J. usted es absolutamente diabólico

Abrazo

PD: luego paso por acá para seguir el árbol genealógico

RECOMENZAR dijo...

Te felicito por tu texto una obra maestra del arte

Cayetano dijo...

Los recuerdos siempre son buenos y necesarios. Nos ayudan a entender mejor nuestra forma de ser, nos reconcilian con lo que fuimos o vivimos, nos sirven de experiencia para no cometer los errores que cometimos, aunque sean tan tremendos como los que relatas y que algunos vivimos en la España franquista de los años 60. Todavía me acuerdo de la enseñanza nacionalcatólica en las escuelas franquistas, del maltrato de los menores, de la falta de libertades, etc.
Veo que hacer una especie de catarsis o terapia personal a partir de tus recuerdos. Es una buena cosa. A mí una psicóloga a la que acudí una vez por un problemilla que no viene al caso, nada importante, me puso como tarea escribir mi biografía. Luego la fuimos leyendo y comentando. Libera mucho.
Un saludo.

José A. García dijo...

Frodo: Espero que vuelvas y cumplas, si no no vale.

Recomenzar: Gracias.

Cayetano: Hacer un poco de historia es, también, comenzar a olvidar. Aunque muchos no quieran verlo así o no lo comprendan.

Nos leemos,

J.

AlmaBaires dijo...

Leerte, aunque sea a estas horas donde el insomnio gana la batalla al deber dormir para madrugar... me remueve. No digo "recordar", porque no se recuerda lo que no se ha vivido... pero sí toca puntos de la memoria, de esa que uno va "creando" de tantas y tantas veces que ha sentido la propia historia.

Me gusta cuando te leo.

Amapola Azzul dijo...

Dicen que la muerte nos agarra más a la vida , no lo sé.

Tienes muchos recuerdos.

Un beso.

Manuela Fernández dijo...

Leyendo las vidas de las personas me llama la atención cómo caben en tres, cuatro, diez líneas, y sin embargo cuántos días conllevan, cuantos sentimientos, sorpresas, acontecimientos... La importancia de todo eso que nos ocurre, es tan relativo...
Excelente tu texto, como siempre.

ოᕱᏒᎥꂅ dijo...

Mi madre que viene de un pueblo del interior es más o menos como tú lo has escrito, pero yo tengo demasiada fuerza y jamás sería sumisa.... así menos dieta de la cama 😄😄

RECOMENZAR dijo...

No sabes lo que daría
por conocerte personalmente
y darnos...
Un abrazo

Doctor Krapp dijo...

Hace 7 horas que el Generalisimo ha salido de Cuelgamuros, aunque dejando allí 33.000 cuerpos la mayoría de datos desconocidos, pero nadie pagará por tantos delitos los grandes y los pequeños, en grandes ciudades y en pequeños pueblos.
Me resulta extraño comprobar como la vida de los exiliados y inmigrantes no varió tanto con la salida hacia allí. Por cierto, es conveniente resaltar que el mayor apoyo que tuvo el franquismo en los años mas duros fue del general Perón y de su mujer, Eva. Que les dió vida cuando podría morir por inanición.
Las cosas son así y no de otra manera.
Saludos

Eva S. Stone dijo...

Eran otros tiempos, pero a las mujeres nos queda aún mucho por reivindicar.
Por otro lado, las familias numerosas son tan divertidas... Yo me crié en una.

Un beso lector.

José A. García dijo...

Alma: Cara recuerdo se crea a sí mismo, por lo que en realidad, la historia siempre vuelve a contarse.

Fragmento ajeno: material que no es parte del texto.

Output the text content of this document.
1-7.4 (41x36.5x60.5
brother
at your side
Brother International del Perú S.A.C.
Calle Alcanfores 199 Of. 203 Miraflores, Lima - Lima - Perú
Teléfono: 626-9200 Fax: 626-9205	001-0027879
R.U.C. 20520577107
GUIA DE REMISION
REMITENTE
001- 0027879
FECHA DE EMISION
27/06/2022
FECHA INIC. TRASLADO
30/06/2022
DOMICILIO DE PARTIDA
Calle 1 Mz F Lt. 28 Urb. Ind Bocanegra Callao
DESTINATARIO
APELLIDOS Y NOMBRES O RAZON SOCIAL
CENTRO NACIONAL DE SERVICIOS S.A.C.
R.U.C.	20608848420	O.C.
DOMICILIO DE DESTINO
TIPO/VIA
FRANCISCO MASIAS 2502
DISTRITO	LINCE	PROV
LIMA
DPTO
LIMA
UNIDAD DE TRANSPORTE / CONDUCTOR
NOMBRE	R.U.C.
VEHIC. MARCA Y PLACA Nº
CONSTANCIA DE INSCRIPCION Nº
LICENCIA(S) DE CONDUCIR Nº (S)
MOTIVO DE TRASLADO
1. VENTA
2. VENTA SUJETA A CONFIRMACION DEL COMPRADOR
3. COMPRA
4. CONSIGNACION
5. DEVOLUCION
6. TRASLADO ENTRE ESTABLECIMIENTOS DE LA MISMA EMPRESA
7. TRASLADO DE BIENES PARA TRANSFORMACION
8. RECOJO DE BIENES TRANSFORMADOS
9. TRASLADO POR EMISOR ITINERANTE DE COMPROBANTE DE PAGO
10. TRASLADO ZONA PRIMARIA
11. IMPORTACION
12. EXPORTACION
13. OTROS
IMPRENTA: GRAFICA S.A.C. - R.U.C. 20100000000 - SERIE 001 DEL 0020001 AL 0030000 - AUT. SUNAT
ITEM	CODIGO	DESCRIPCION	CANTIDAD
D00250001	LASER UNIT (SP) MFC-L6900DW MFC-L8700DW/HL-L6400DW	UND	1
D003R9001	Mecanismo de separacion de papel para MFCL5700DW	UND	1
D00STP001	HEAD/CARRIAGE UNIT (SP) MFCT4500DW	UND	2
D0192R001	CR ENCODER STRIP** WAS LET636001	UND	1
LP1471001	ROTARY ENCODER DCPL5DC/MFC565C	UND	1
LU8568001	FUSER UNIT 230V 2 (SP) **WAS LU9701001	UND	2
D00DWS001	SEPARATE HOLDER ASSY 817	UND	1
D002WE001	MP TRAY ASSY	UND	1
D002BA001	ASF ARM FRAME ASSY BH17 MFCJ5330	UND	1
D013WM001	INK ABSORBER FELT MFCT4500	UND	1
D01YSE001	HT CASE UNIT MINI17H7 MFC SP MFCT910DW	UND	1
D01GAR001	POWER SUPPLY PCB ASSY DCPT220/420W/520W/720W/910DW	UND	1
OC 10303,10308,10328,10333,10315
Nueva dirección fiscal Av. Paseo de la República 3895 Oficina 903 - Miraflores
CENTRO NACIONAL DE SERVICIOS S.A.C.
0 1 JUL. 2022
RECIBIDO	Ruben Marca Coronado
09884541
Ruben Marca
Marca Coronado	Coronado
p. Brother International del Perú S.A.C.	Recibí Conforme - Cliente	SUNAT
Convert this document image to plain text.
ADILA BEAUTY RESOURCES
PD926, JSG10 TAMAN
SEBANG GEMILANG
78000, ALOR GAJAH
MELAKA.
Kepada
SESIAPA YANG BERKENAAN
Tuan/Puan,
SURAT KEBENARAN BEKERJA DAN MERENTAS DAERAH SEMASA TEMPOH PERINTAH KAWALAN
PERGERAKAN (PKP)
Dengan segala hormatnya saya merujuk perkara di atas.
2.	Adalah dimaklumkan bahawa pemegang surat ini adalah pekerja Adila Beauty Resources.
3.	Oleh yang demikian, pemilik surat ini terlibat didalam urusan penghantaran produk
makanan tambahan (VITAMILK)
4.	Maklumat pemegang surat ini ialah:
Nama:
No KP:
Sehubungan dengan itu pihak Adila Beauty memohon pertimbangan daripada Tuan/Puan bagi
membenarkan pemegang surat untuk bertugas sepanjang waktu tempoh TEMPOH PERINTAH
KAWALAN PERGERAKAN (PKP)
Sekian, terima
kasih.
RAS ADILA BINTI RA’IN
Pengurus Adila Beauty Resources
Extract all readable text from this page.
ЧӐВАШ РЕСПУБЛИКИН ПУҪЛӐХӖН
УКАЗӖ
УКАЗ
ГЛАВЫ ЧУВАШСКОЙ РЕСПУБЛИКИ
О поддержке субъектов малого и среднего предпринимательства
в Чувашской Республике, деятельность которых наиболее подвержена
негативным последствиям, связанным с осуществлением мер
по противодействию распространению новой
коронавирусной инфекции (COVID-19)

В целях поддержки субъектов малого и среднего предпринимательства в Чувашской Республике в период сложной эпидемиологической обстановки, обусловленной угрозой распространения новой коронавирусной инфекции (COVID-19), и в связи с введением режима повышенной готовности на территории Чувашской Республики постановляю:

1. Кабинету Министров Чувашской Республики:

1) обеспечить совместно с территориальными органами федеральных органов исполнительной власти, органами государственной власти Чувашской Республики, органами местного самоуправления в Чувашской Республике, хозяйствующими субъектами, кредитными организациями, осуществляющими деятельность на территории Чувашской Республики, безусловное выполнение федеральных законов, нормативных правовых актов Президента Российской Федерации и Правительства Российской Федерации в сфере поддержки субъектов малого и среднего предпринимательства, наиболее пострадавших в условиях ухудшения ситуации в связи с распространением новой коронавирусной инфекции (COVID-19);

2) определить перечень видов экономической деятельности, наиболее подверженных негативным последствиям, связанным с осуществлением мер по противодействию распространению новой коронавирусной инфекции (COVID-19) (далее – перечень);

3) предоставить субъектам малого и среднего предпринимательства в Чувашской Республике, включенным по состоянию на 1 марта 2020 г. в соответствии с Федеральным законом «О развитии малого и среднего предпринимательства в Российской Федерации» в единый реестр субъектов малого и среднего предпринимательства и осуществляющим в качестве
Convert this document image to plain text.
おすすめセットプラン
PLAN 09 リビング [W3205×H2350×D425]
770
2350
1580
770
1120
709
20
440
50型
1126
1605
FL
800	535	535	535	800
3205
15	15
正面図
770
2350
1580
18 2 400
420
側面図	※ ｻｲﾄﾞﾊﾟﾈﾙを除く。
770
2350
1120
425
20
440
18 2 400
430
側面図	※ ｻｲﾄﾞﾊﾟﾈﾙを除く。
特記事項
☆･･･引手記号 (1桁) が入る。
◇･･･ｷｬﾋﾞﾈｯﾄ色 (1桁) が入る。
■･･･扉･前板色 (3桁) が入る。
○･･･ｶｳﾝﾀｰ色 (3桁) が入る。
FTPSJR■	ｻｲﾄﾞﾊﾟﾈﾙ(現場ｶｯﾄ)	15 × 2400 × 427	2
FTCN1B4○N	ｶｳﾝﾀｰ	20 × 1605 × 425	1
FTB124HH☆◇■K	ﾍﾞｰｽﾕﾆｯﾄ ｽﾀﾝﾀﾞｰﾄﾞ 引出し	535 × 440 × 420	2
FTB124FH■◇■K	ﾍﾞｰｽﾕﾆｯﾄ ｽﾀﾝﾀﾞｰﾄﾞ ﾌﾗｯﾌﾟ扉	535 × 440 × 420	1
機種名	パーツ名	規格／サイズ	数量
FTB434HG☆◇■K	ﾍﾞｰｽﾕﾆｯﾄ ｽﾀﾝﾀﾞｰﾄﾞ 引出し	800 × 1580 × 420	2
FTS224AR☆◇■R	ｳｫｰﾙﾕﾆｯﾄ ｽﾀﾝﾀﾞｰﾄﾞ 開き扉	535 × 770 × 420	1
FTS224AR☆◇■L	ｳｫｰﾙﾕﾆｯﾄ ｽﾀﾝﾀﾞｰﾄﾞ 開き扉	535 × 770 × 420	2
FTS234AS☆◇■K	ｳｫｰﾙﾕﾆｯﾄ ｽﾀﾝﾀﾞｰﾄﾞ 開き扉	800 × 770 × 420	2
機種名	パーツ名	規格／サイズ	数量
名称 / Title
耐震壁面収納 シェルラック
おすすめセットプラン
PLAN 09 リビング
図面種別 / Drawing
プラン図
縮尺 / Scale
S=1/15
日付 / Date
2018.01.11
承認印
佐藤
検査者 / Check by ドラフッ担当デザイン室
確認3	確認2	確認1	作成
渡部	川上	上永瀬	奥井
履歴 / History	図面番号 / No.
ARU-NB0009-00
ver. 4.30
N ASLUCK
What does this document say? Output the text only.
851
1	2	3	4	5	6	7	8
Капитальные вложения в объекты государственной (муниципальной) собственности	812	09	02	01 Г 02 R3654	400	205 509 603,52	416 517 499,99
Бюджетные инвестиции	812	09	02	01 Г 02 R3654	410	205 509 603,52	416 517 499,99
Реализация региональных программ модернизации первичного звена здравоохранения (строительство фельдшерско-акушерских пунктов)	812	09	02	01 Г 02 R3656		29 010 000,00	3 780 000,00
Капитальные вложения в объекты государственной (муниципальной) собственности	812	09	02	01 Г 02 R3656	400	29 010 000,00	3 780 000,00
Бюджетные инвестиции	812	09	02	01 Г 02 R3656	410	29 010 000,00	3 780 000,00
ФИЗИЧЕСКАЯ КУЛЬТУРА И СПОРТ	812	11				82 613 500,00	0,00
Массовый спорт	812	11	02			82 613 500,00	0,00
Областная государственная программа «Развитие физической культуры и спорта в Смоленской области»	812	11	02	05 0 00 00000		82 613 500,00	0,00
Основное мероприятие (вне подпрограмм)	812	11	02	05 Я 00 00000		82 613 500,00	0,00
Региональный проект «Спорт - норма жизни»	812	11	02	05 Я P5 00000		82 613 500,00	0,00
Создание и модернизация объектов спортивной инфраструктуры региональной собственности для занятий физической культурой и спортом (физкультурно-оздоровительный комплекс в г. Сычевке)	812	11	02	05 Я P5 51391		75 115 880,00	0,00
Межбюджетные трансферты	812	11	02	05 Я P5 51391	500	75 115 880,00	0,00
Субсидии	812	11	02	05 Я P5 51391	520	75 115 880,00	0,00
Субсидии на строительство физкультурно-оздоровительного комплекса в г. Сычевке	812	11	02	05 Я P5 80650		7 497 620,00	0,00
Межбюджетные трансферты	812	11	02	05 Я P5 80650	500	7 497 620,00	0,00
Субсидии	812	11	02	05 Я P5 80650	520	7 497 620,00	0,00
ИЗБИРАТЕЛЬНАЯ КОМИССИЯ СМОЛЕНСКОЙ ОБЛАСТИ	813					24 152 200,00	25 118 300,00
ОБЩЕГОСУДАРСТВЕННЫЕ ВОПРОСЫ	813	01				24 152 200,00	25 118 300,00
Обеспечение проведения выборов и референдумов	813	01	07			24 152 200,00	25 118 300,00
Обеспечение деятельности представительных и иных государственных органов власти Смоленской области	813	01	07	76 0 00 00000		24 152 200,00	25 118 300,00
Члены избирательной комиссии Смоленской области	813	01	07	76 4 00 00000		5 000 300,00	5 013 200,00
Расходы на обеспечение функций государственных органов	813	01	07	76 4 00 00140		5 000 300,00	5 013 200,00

Amapola: De ser así nadie moriría. ¿O lo continuaríamos haciendo?

Manuela: Una vida se explica en una línea, como las de la mano que mucha gente se empeña en decir que puede ser leía, y mucha otra se empeña en creerle.

Marie: Era otra generación, quiero creer, otra forma de educar y dejarse educar. Hoy algo semejante sería imposible por impracticable.

Recomenzar: Un abrazo. Gracias por la visita.

Dr. Krapp: Ni después de muerto se deja de molestar el generalísimo. Es cierto, varió muy poco, solo algunos detalles para ellos, quienes más cambios vivieron fueron los que vinieron detrás.

Eva S. Stone: No puedo decir lo mismo, sobre las familias. En cuanto a las reivindicaciones, es cierto, queda mucho camino por andar.

Gracias por sus visitas y comentarios, lo más interesante de Proyecto Azúcar, sin dudas.

Saludos,

J.

la MaLquEridA dijo...

Sigo pensando que está historia es de lo mejor que has escrito.
Para no tener recuerdos, recuerdas mucho.